For the cannoli shells: Mix flour, sugar, cocoa powder (if using), and salt in a bowl. Add cubed butter and mix until coarse crumbs form. Add egg yolk, vinegar or lemon juice, and white wine. Stir to combine and form a dough. Knead for 5-7 minutes, cover, and let rest for 30 minutes. Roll dough out thinly and cut into 3-4 inch circles. Wrap each circle around a metal cannoli tube, sealing edges with water.
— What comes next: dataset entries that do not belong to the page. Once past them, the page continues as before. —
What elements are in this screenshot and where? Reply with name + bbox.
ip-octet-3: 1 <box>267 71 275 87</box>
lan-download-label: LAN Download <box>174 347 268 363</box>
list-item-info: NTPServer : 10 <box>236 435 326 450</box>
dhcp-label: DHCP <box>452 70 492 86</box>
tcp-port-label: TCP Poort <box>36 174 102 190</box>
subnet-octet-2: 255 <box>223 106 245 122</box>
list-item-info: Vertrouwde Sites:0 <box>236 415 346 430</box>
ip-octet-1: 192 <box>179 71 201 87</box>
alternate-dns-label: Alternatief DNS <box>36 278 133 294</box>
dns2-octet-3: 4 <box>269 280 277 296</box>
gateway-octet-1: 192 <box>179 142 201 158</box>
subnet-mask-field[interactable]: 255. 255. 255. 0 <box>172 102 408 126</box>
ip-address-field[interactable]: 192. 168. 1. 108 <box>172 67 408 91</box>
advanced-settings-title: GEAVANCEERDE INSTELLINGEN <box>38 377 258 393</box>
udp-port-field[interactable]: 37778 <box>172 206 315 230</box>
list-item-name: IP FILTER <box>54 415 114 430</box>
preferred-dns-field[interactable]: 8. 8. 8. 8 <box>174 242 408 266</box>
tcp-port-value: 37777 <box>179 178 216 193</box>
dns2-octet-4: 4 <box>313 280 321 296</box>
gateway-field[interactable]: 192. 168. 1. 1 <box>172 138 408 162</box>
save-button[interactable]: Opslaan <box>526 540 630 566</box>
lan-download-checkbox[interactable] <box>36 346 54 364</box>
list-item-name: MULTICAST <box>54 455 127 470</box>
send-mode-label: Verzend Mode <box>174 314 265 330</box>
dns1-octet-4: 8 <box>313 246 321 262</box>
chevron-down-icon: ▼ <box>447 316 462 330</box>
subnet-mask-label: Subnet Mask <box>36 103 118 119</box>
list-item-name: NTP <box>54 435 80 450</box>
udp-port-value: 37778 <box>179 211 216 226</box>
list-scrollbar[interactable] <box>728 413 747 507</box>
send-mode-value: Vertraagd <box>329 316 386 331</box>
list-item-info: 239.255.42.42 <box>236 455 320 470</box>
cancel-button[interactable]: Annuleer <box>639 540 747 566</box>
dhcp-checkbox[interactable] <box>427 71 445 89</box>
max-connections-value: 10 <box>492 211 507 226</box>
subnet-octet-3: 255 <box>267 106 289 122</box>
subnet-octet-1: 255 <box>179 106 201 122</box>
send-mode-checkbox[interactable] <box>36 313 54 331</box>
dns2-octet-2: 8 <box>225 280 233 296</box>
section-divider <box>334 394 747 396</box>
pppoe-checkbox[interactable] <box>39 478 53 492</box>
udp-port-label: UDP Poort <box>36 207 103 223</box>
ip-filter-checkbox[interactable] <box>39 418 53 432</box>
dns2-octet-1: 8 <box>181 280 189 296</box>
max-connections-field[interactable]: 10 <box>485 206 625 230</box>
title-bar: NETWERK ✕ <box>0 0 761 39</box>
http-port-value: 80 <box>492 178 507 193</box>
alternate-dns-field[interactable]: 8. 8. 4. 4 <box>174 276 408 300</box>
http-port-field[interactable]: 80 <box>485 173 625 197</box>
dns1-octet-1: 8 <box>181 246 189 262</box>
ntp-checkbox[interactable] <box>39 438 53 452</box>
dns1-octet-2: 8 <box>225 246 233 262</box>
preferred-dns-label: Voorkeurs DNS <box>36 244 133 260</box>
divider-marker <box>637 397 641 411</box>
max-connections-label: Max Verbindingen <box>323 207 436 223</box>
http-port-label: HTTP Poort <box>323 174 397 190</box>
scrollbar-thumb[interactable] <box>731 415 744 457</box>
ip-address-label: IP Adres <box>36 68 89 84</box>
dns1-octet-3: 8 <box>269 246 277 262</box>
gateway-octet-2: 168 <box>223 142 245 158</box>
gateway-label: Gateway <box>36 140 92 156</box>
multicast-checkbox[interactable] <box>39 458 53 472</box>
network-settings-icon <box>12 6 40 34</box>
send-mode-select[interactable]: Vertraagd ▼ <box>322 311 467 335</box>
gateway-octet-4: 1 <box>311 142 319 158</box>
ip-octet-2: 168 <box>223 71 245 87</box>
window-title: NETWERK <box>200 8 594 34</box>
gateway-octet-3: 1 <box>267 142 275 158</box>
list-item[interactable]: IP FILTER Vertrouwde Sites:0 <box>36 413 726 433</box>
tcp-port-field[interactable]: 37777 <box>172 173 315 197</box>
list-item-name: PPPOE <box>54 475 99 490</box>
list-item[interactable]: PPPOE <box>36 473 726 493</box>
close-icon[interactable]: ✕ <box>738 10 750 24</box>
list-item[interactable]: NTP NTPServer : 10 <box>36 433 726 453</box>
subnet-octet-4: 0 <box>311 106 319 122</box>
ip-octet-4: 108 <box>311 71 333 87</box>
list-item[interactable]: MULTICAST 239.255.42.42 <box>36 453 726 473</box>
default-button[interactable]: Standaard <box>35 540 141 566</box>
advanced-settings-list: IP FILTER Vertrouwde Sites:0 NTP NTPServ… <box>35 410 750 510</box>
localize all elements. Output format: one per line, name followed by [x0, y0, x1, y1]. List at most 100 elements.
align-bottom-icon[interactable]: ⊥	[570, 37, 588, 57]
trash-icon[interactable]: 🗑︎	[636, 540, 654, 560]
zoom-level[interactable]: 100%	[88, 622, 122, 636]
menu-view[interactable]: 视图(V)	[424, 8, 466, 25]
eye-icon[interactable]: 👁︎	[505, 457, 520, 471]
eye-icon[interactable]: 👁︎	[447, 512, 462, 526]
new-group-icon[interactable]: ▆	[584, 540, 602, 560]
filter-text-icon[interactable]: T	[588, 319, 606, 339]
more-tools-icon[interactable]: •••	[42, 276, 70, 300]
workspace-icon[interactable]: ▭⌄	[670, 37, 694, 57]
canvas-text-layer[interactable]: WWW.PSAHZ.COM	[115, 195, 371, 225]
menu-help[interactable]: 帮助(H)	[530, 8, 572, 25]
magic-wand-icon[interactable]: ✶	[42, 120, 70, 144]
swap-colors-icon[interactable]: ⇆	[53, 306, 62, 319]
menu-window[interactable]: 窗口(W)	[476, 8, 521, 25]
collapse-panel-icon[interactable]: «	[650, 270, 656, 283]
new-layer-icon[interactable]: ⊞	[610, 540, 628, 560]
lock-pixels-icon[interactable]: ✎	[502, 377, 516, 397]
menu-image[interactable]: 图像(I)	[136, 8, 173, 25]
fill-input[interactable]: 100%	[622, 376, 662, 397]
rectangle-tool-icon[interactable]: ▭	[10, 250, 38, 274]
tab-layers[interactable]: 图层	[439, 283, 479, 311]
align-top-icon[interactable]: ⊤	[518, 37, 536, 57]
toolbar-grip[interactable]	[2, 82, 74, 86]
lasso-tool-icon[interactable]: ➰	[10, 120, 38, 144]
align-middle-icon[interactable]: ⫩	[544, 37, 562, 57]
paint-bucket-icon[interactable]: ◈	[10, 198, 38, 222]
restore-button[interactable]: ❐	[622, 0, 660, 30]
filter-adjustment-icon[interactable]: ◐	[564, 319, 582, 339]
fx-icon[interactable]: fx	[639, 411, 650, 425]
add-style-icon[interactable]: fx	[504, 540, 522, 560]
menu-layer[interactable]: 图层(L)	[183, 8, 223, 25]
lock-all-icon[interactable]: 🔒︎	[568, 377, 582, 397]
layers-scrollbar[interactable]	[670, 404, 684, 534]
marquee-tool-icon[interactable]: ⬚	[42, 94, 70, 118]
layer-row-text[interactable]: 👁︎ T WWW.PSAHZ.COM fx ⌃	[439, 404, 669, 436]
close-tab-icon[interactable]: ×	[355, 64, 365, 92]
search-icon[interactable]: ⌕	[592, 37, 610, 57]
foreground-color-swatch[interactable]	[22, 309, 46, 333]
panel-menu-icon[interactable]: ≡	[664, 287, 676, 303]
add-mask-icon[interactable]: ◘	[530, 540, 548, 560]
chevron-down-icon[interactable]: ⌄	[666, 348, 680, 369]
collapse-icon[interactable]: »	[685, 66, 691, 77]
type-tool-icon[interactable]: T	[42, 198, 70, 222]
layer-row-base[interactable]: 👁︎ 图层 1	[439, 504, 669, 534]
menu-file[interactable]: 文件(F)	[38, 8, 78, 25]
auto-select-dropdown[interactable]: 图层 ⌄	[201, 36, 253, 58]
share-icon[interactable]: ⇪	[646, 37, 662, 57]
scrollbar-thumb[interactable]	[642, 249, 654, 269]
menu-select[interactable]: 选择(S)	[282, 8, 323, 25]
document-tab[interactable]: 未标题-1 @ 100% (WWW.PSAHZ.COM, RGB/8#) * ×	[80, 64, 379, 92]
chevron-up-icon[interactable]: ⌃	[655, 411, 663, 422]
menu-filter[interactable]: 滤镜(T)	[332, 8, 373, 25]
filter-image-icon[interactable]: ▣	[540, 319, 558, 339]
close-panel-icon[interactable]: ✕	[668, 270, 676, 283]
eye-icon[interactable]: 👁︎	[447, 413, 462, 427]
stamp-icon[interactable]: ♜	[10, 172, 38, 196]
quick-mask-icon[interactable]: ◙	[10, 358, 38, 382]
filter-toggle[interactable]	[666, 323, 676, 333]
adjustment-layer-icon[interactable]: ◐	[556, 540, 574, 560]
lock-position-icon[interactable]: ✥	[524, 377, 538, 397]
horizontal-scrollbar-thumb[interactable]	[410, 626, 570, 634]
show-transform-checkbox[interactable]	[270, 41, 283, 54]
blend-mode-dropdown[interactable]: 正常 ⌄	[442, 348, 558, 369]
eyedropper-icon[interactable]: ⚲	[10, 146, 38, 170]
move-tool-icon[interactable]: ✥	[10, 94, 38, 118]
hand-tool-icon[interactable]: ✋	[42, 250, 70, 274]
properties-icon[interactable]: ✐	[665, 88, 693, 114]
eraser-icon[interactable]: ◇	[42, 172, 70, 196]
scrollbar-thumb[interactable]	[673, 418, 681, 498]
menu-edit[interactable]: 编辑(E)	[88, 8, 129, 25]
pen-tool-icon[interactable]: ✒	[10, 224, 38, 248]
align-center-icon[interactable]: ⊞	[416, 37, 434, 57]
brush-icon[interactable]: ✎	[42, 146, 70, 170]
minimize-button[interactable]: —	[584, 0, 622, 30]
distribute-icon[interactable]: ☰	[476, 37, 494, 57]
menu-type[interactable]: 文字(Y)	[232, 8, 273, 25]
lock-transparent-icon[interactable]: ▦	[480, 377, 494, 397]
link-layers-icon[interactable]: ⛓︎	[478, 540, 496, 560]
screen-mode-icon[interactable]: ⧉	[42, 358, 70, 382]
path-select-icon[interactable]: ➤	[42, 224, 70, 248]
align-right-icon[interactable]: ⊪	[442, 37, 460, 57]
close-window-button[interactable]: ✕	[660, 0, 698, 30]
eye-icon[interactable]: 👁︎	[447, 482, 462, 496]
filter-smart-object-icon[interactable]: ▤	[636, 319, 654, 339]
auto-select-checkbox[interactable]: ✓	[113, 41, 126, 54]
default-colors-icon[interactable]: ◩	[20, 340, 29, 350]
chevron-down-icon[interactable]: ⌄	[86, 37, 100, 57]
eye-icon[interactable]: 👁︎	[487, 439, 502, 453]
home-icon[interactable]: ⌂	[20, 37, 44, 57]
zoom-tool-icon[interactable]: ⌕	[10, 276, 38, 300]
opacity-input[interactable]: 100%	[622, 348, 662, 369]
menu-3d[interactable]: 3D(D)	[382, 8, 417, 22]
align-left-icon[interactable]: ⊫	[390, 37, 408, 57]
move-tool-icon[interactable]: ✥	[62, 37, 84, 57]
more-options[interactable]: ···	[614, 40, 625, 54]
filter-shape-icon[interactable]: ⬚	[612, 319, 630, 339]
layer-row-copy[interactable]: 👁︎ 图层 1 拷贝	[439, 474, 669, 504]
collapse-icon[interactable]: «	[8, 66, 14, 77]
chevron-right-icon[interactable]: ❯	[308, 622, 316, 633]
  1. Heat oil to 350°F (175°C) in a deep fryer or large pot. Fry the shells for 2-3 minutes until golden and crisp. Remove and drain on paper towels. Cool completely before removing from tubes.
  2. For the filling: Drain ricotta if necessary. Mix ricotta, powdered sugar, vanilla extract, and cinnamon (if using) until smooth. Add mini chocolate chips and candied peel or zest for added flavor.
  3. Fill the cooled cannoli shells with the ricotta filling using a pastry bag or spoon. Dust with powdered sugar and garnish with extra chocolate chips or candied fruit if desired.

Notes

  • For the best result, fill the cannoli shells just before serving to prevent sogginess.
  • Store the shells in an airtight container at room temperature for up to 3 days.
  • You can customize the filling with flavored extracts, such as almond or citrus, or substitute with mascarpone for a different texture.